I force myself not to roll my eyes. The judge nods to him, and he sits down. “Mrs. Schneider, you are suing the Schneiders for a hundred thousand dollars for the emotional distress of Lizzie and Daisy Schneider.”

I look at Henry, who gets up and answers. “Yes, your honor. The children have just lost one parent and informing them that they might lose another was traumatic, to say the very least.”

She nods. “The court is appointing a social worker to visit the children.” She looks down and reads a paper, then looks up at my in-laws. “I really hope that you know what you’re doing,” she warns them. “They just lost a parent. I would hate for them to lose someone else they love just for spite. We reconvene in two weeks.” She gets up, and we stand, waiting for her to walk out of the courtroom. My head falls right away, and I look over at Henry.

“Oh, by the way, you’re countersuing them,” he says, and I laugh quietly, turning and walking out with him. Elliot comes up to us.

“Sam,” he says, “I’d like to come and see the girls.”

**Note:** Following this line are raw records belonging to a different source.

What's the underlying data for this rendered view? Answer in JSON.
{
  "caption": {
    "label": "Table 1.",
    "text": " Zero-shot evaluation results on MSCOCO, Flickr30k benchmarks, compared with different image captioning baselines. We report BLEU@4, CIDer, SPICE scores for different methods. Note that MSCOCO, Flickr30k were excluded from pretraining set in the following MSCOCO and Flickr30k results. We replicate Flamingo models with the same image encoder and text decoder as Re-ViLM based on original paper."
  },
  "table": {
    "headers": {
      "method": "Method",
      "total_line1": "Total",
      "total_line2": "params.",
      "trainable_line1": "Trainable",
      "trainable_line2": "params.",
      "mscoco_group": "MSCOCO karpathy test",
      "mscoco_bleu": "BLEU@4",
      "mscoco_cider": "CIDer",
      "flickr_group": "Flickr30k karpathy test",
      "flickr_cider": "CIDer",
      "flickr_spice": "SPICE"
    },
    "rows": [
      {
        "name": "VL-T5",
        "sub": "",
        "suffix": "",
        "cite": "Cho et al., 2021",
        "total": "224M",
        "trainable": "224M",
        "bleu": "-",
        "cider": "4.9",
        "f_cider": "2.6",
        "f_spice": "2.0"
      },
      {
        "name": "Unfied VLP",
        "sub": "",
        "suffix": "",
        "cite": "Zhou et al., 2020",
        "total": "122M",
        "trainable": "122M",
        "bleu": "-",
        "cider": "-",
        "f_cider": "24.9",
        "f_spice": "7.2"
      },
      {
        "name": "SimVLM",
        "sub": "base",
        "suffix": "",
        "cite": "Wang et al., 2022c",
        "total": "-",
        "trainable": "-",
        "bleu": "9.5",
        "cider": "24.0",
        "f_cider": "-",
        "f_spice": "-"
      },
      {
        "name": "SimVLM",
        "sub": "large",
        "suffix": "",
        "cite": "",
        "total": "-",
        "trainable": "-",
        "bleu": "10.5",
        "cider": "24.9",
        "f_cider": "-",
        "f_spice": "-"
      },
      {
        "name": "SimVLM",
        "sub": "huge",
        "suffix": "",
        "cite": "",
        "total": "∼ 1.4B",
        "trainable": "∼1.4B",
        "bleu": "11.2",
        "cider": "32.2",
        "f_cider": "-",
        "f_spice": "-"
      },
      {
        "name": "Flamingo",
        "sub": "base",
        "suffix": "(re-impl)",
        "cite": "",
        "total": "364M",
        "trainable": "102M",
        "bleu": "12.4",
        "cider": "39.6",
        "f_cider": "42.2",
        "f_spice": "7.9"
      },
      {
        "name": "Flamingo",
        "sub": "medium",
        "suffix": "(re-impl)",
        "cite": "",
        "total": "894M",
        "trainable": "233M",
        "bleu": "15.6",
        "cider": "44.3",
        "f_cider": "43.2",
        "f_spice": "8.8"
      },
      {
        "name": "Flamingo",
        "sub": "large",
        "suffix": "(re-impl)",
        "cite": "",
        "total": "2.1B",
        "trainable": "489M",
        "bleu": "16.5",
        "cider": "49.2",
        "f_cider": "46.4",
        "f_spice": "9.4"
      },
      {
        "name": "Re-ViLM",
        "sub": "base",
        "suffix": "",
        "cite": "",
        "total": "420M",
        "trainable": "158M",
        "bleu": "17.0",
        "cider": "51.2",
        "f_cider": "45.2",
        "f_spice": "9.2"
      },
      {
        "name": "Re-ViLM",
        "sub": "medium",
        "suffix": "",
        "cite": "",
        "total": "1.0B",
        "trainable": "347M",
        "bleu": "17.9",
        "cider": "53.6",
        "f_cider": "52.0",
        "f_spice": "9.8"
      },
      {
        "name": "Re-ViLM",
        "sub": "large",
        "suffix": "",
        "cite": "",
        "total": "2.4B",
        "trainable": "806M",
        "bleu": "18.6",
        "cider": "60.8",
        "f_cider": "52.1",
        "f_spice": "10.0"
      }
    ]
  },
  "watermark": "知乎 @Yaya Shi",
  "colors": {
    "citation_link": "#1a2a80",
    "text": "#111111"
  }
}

“No,” I say right away, and I think I shock him, but I don’t stop. “I trusted you to take care of them, to take them camping, and what did you do? Do you know Lizzie cried the rest of the afternoon?” I tell him, and he looks shocked. “Do you know every single day Daisy asks me if you’re going to take them away?”

“No,” I snap and advance on him, but Henry gets in front of me. “I called you and begged you to call me back, but you didn’t even have the gall to call me back, knowing that I was going to be served. You stayed in my house, and you ate at my table. You know damn well I’m a good mom.”

“I’m sorry,” he says softly.

“Yeah, that’s all I get from you lately,” I say and turn around, looking for Blake. I see him right at my back, and I feel good. I feel safe. I feel that it’s going to be okay.

“Mrs. Williams, I would love to have you over for lunch, but I have to be honest, I suck at cooking,” I tell her as she laughs.

“That’s okay, honey, how about we hit a restaurant?” she asks, grabbing her husband’s hand and walking out, leaving me and Blake alone.

He looks around and then comes closer to me, whispering, “How opposed are you if the first time I kissed you was in front of my parents?”

I look at him. “Um … very.”

“Right, so I suggest we speed up lunch,” he says, and my mouth becomes dry. “Shall we?” He ushers me out, but the only thing on my mind is his lips touching mine.

I watch her walk to the car with her head down and her shoulders slouched. When my mother chose the deli next to her house, she sat in the corner booth almost sinking to the floor. We all saw it, and I wasn’t the only one who hated it.

“Starting next week, I’m going to make a list of people we can call to the stand on your behalf,” my father says once we get to her house.

“The list won’t be long,” she says quietly. “I think I have Blake and the kids’ teacher, but …” She shrugs her shoulders.